Neto

Personal information
- Full name: Darcy Dolce Neto
- Date of birth: February 7, 1981 (age 45)
- Place of birth: São José do Rio Preto, Brazil
- Height: 1.75 m (5 ft 9 in)
- Position: Right back; winger;

Youth career
- 1997–1999: América-SP

Senior career*
- Years: Team / Apps / (Gls)
- 2000–2001: Ituano / 3 / (0)
- 2002: Atlético Sorocaba / 7 / (0)
- 2003–2004: Botafogo-SP / 12 / (0)
- 2004–2005: Inter de Limeira / 12 / (0)
- 2005: Paraná / 36 / (5)
- 2006–2007: Santos / 7 / (0)
- 2006: → Fluminense (Loan) / 8 / (0)
- 2007–2012: Aris / 129 / (13)
- 2012–2013: Bahia / 24 / (2)
- 2014–2016: Veria / 27 / (1)
- 2016–2018: Aris / 16 / (2)

= Neto (footballer, born 1981) =

Brazilian footballer

Darcy Dolce Neto, or simply Neto (born February 7, 1981), is a retired Brazilian football right-back.

==Attributes==
Neto played as a right-sided defender and midfielder. During his four-season tenure with Aris, he was a designated free-kick taker and scored five goals from free kicks.

==Career==
At one season, during his spell in Santos, was considered and pronounced as one of the leading right backs in Campeonato Brasileiro Série A. Also spent a couple of seasons on loan to some clubs in Brazil, before joining Aris in 2007. His transfer fee was about 200,000 euros. He immediately established himself into starting lineup, replacing another Brazilian full back Tuta from a season before. In summer 2009, was rumoured to be linked to Bolton Wanderers and a couple of more clubs from better leagues in Europe.

On December 8, 2009, he extended his contract up to 2013, which had been about to expire in summer 2010. At post contract-signing press conference, he declared himself as an Aris fan, loving this club. He unofficially rejected offers from a couple of Greek and clubs from abroad, saying that had he ever considered a move from Aris, that would have been only a club out of Greek boundaries, putting an end to any speculation about his potential departure. He was considered one of club's top and most consistent stars.

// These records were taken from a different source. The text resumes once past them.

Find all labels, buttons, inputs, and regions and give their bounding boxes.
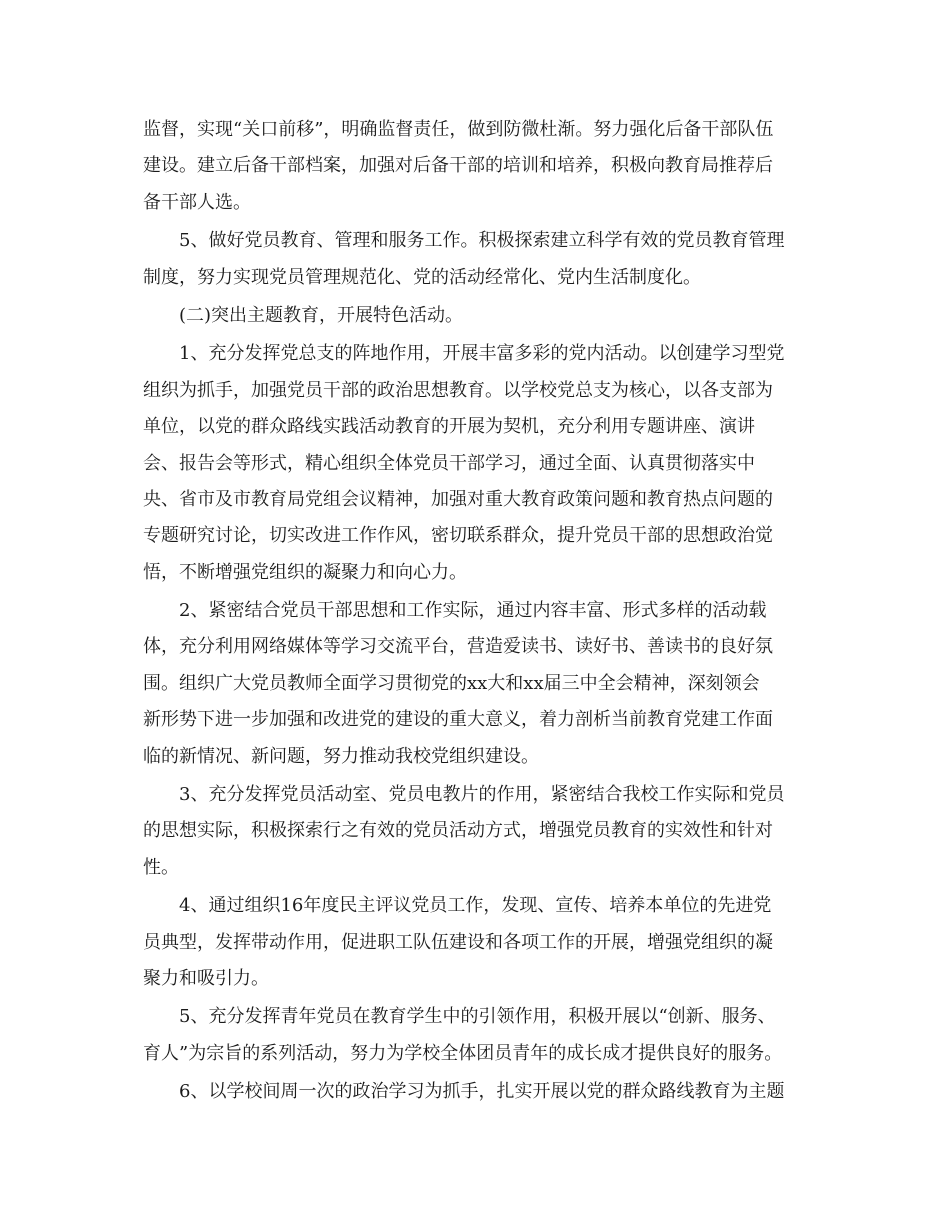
paragraph-line: 员典型，发挥带动作用，促进职工队伍建设和各项工作的开展，增强党组织的凝 [143, 931, 773, 953]
paragraph-line: 制度，努力实现党员管理规范化、党的活动经常化、党内生活制度化。 [143, 266, 701, 288]
paragraph-first-line: (二)突出主题教育，开展特色活动。 [179, 304, 464, 326]
paragraph-first-line: 1、充分发挥党总支的阵地作用，开展丰富多彩的党内活动。以创建学习型党 [179, 343, 785, 365]
paragraph-first-line: 3、充分发挥党员活动室、党员电教片的作用，紧密结合我校工作实际和党员 [179, 784, 785, 806]
paragraph-line: 聚力和吸引力。 [143, 967, 269, 989]
paragraph-first-line: 2、紧密结合党员干部思想和工作实际，通过内容丰富、形式多样的活动载 [179, 600, 767, 622]
paragraph-line: 会、报告会等形式，精心组织全体党员干部学习，通过全面、认真贯彻落实中 [143, 452, 755, 474]
paragraph-line: 悟，不断增强党组织的凝聚力和向心力。 [143, 561, 467, 583]
paragraph-line: 组织为抓手，加强党员干部的政治思想教育。以学校党总支为核心，以各支部为 [143, 379, 773, 401]
paragraph-line: 新形势下进一步加强和改进党的建设的重大意义，着力剖析当前教育党建工作面 [143, 709, 773, 731]
paragraph-line: 体，充分利用网络媒体等学习交流平台，营造爱读书、读好书、善读书的良好氛 [143, 636, 773, 658]
paragraph-first-line: 4、通过组织16年度民主评议党员工作，发现、宣传、培养本单位的先进党 [179, 895, 772, 917]
paragraph-line: 的思想实际，积极探索行之有效的党员活动方式，增强党员教育的实效性和针对 [143, 820, 773, 842]
document-body [143, 112, 807, 1111]
paragraph-first-line: 5、充分发挥青年党员在教育学生中的引领作用，积极开展以“创新、服务、 [179, 1006, 776, 1028]
paragraph-first-line: 5、做好党员教育、管理和服务工作。积极探索建立科学有效的党员教育管理 [179, 230, 785, 252]
paragraph-line: 央、省市及市教育局党组会议精神，加强对重大教育政策问题和教育热点问题的 [143, 488, 773, 510]
paragraph-line: 围。组织广大党员教师全面学习贯彻党的xx大和xx届三中全会精神，深刻领会 [143, 672, 760, 694]
paragraph-line: 育人”为宗旨的系列活动，努力为学校全体团员青年的成长成才提供良好的服务。 [143, 1042, 783, 1064]
paragraph-first-line: 6、以学校间周一次的政治学习为抓手，扎实开展以党的群众路线教育为主题 [179, 1081, 785, 1103]
paragraph-line: 性。 [143, 856, 179, 878]
paragraph-line: 专题研究讨论，切实改进工作作风，密切联系群众，提升党员干部的思想政治觉 [143, 525, 773, 547]
paragraph-line: 监督，实现“关口前移”，明确监督责任，做到防微杜渐。努力强化后备干部队伍 [143, 119, 774, 140]
paragraph-line: 单位，以党的群众路线实践活动教育的开展为契机，充分利用专题讲座、演讲 [143, 416, 755, 438]
paragraph-line: 建设。建立后备干部档案，加强对后备干部的培训和培养，积极向教育局推荐后 [143, 155, 773, 177]
paragraph-line: 临的新情况、新问题，努力推动我校党组织建设。 [143, 745, 539, 767]
paragraph-line: 备干部人选。 [143, 191, 251, 213]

At the end of his contract (at the 2012–2013 Super League end) he was very close to signing with APOEL from Cyprus, but the next couple of days the Cypriots saw him sign with Bahia from Brazil.

On 27 January 2015, Neto returned to Greece as a player of Veria He signed a six-month contract. He made his official debut in a 0–2 away win against Levadiakos Veria didn't renew yet his contract but he was on a trial to the club. Neto failed on his trial, he's contact was not registered to Super League Greece and the player was released.

On 4 September 2015, Neto was signed again by Veria as a free spot for non-EU players was created.

In July 2016, Neto returned to Aris to finish his career with the team he loved.